# Has Anyone Owned or familar with Oil Stoves?



## Val (Jan 18, 2015)

I am curious about these oil stoves but they are definately not sold or popular here in Western NY state.
What can you tell me about the Drolet, Godin or Nordic oil stoves? I suppose you use piping like a woodstove and same clearances.
















Everything here is natural gas/ propane and pellets are getting popular. Wood is too, but I think many of them are old time wood burners and not new users. In the 1990's, natural gas offered all these "great deals" and tricked people into natural gas conversion...then over time...spiked their rates and NY also adds big taxes on the gas bill. I have always liked oil fuel...it is expensive but it packs a lot of heat and I heat smaller areas. Are these stoves long lasting or problematic in any way-such as flue cleaning?


----------



## Simonkenton (Jan 18, 2015)

I'll be damned, never heard of such a thing. An oil stove that looks like a wood stove. That green stove looks good.


----------



## Cynnergy (Jan 18, 2015)

Can you buy these new?  

We have a 1950's wood cookstove that was converted to an oil stove in the factory (similar to this: http://www.kijiji.ca/v-view-image.html?adId=1040092771&image=0&enableSearchNavigationFlag=true).  I found the exploded parts diagram for the drolet (http://www.drolet.ca/en/products/oil/yukon-oil-stove-cast-iron-door/parts) and the mechanism kind of looks the same - a carburetor attached to a pot burner.  The drolet might have some kind of nozzle burner though - I can't really tell (I'm certainly not an expert in these things!).  If it has a nozzle burner, that should be more efficient than our pot burner.

Ours is definitely not efficient (goes through about 2.5 gallons of stove oil per day on low).  The pot needs occasional cleaning (it gets clogged up with carbon deposits every few months and we only use it on the weekends).  We have a draft regulator on the chimney and it seems to burn clean (it smokes for about 5 min on startup).  We need to use actual stove oil (similar to kerosene) because diesel will clog the burner really fast.
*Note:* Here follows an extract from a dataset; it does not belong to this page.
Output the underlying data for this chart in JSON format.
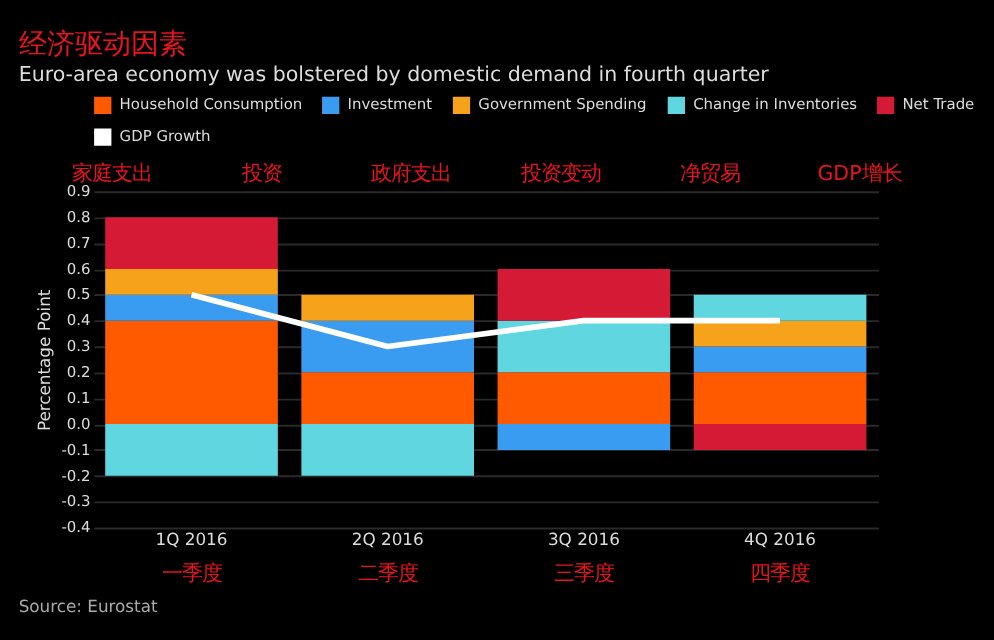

Overall, the heat is lower and gentler than our steel woodstove.  It's actually really nice to sit around on a mild, drizzly day.  Certainly a lot more expensive and a lot less environmentally friendly than wood.


----------



## begreen (Jan 18, 2015)

I dealt with the old kerosene pot burners and cabinet stoves a long time ago. They were a pain in the butt. Hopefully these are metered better.


----------



## Val (Jan 18, 2015)

Simonkenton said:


> I'll be damned, never heard of such a thing. An oil stove that looks like a wood stove. That green stove looks good.


Check out this site:

http://www.susitnaenergy.com/oilheaters.php


----------



## Val (Jan 18, 2015)

Cynnergy said:


> Can you buy these new?
> 
> We have a 1950's wood cookstove that was converted to an oil stove in the factory (similar to this: http://www.kijiji.ca/v-view-image.html?adId=1040092771&image=0&enableSearchNavigationFlag=true).  I found the exploded parts diagram for the drolet (http://www.drolet.ca/en/products/oil/yukon-oil-stove-cast-iron-door/parts) and the mechanism kind of looks the same - a carburetor attached to a pot burner.  The drolet might have some kind of nozzle burner though - I can't really tell (I'm certainly not an expert in these things!).  If it has a nozzle burner, that should be more efficient than our pot burner.
> 
> ...


Check out this site:
http://www.susitnaenergy.com/oilheaters.php


----------



## Cynnergy (Jan 18, 2015)

I don't know anything about the new ones you've linked to, but I'm guessing that a pellet stove would do everything you want and it would likely be cheaper and less messy to clean.  Oil soot is the worst for mess and disgustingness.  What sort of area are you looking to heat?  You might be able to fit in a nice woodstove that won't run you out of the house.


----------



## Ash (Jan 19, 2015)

We still have an old oil burning stove in our cabin and it works great, nice even heat.  Probably gets used about 25-30 days a year, the pot is still relatively clean and the carburetor has never clogged up. We use regular heating oil.


----------



## Val (Jan 19, 2015)

Cynnergy said:


> I don't know anything about the new ones you've linked to, but I'm guessing that a pellet stove would do everything you want and it would likely be cheaper and less messy to clean.  Oil soot is the worst for mess and disgustingness.  What sort of area are you looking to heat?  You might be able to fit in a nice woodstove that won't run you out of the house.


I have 2 pellet stoves in my small house, Harman ones that are approx 5-10 years old. I also have a vented Toyostove that burns clear kerosene....thus my interest in oil burners. The toyostove is like a regular heater.

What I find is that I love using the pellet stoves but they aren't always 100 percent reliable and there was a year when pellets got scarce and got super-expensive. 

My house is very small. I  take an interest in the Jotul 602 woodstove and I always like coal stoves, but never came across one that was super-tiny....they are way too massive heat machines.

Best bets for me in practical reality are like the Toyostoves and even small direct vent propane heaters like the Rinnai. 

I am a hater of the natural gas company. My hatred of natural gas goes back over 20 years.

I continue to research different types of heat, as I live in a suburban area, and am happy here for now, but I have always wanted to move into a more rural area....unfortunately all I can afford is going into a very much more rural area in which I would have to live very basic as the downside would be not good employment in those areas, not that I dont try to simplify life now.


----------